Una orquídea o una mariposa. Eso creyeron ver, desde su individual percepción, los que presenciaban un ensayo de Loïe Fuller, quien intentaba amoldarse a un nuevo, amplio y blanco vestuario, justo en el instante en el que un foco de luz, proveniente de lo alto del escenario, se posara en su cuerpo en movimiento.
Esta anécdota, en apariencia simple y sin trascendencia, se convertiría en el punto de partida de una de las indagaciones estéticas más reveladoras de la danza escénica occidental, experimentadas en la transición de los siglos XIX y XX. Loïe Fuller, la singular actriz y bailarina estadounidense, cayó en cuenta, casi por casualidad, del efecto sensorial que la iluminación proyectada sobre un cuerpo danzante podía producir en el espectador.
Este hecho resultó un hallazgo que, en más de un aspecto, revolucionó no solo la danza sino las artes escénicas en general, durante el tiempo descollante de las vanguardias artísticas fuertemente transformadoras de la creación en el hemisferio.

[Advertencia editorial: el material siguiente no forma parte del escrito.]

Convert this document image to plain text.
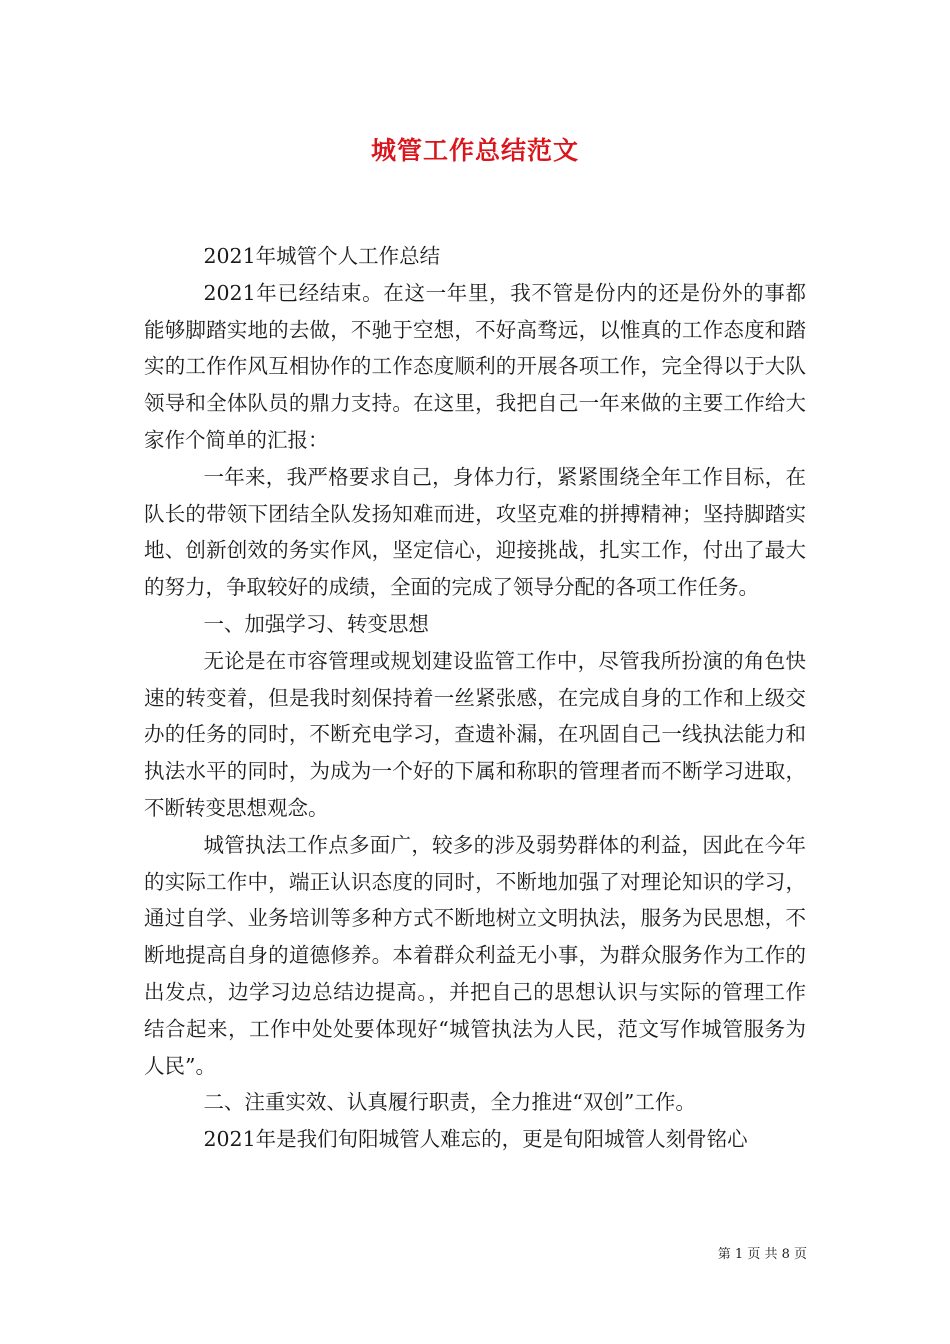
城管工作总结范文

2021年城管个人工作总结

2021年已经结束。在这一年里，我不管是份内的还是份外的事都能够脚踏实地的去做，不驰于空想，不好高骛远，以惟真的工作态度和踏实的工作作风互相协作的工作态度顺利的开展各项工作，完全得以于大队领导和全体队员的鼎力支持。在这里，我把自己一年来做的主要工作给大家作个简单的汇报：

一年来，我严格要求自己，身体力行，紧紧围绕全年工作目标，在队长的带领下团结全队发扬知难而进，攻坚克难的拼搏精神；坚持脚踏实地、创新创效的务实作风，坚定信心，迎接挑战，扎实工作，付出了最大的努力，争取较好的成绩，全面的完成了领导分配的各项工作任务。

一、加强学习、转变思想

无论是在市容管理或规划建设监管工作中，尽管我所扮演的角色快速的转变着，但是我时刻保持着一丝紧张感，在完成自身的工作和上级交办的任务的同时，不断充电学习，查遗补漏，在巩固自己一线执法能力和执法水平的同时，为成为一个好的下属和称职的管理者而不断学习进取，不断转变思想观念。

城管执法工作点多面广，较多的涉及弱势群体的利益，因此在今年的实际工作中，端正认识态度的同时，不断地加强了对理论知识的学习，通过自学、业务培训等多种方式不断地树立文明执法，服务为民思想，不断地提高自身的道德修养。本着群众利益无小事，为群众服务作为工作的出发点，边学习边总结边提高。，并把自己的思想认识与实际的管理工作结合起来，工作中处处要体现好“城管执法为人民，范文写作城管服务为人民”。

二、注重实效、认真履行职责，全力推进“双创”工作。

2021年是我们旬阳城管人难忘的，更是旬阳城管人刻骨铭心

第 1 页 共 8 页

Fuller exploró esta inédita vertiente que se abría ante ella, coincidiendo con acontecimientos trascendentales para la humanidad: la progresiva masificación del uso de la energía eléctrica determinante de un desarrollo insospechado, el auge de la fotografía que hizo imperecederas las imágenes de la realidad y las dotó de valoraciones subjetivas, así como el advenimiento del cine como paradigmático arte recreador de todas las circunstancias humanas. En ese contexto, las visiones de la bailarina significaron la estructuración de códigos corporales y plásticos, surgidos en sintonía directa con la innovadora tecnología.
La primera presentación hace casi 130 años de Danza serpentina, obra precursora y síntesis de la concepción escénica de Fuller, en el Casino Theater de Nueva York, encauzó la danza. Seguramente sin intención alguna por parte de su creadora, hacia caminos de implicaciones psicológicas en medio de una avanzada concepción abstracta del movimiento.
Su revelación inicial, seguida de una esclarecida intuición y una meticulosa investigación, se concretó en acciones teatrales inimaginables en ese entonces, que condujeron a la intérprete, proveniente inicialmente del mundano género del vodevil, hacia elevados niveles de elaboración estética altamente incitadora a los sentidos y al espíritu.
Del cuerpo de la bailarina ―robusta y pequeña de estatura― cubierta con una gran tela intervenida cromáticamente, surgía un movimiento de incesante torso y brazos extendidos por finas varas para acentuar el desarrollo de sus líneas, que sugería disimiles imágenes y llevaba hasta el éxtasis.
No había historias ni gestos crispados. La espontaneidad en su expresión adquiría una condición volátil, no romántica, sino inquietantemente moderna. Fuller replanteó la iluminación naturalista en la escena y procuró la estimulación de los sentidos, mediante la fusión en un solo lenguaje del color y el movimiento.
Danza serpentina constituye una obra, más que de ruptura con el pasado, de impulso genuino y poderoso. Un breve acto solista de reafirmación plena. En 2008, el Instituto Universitario de Danza la presentó quizás por primera vez en el medio venezolano, dentro del programa escénico Libertarios. Precursores de la Danza Moderna. Fue un proceso del coreógrafo Rafael González, quien se planteó la integración de esta pieza reveladora con Danza del fuego, otra obra icónica de la autora, igualmente de sorprendentes efectos lumínicos.
Isadora Duncan, destacó de su contemporánea: “Loïe Fuller personifica los innumerables colores y las formas flotantes de la libertad”.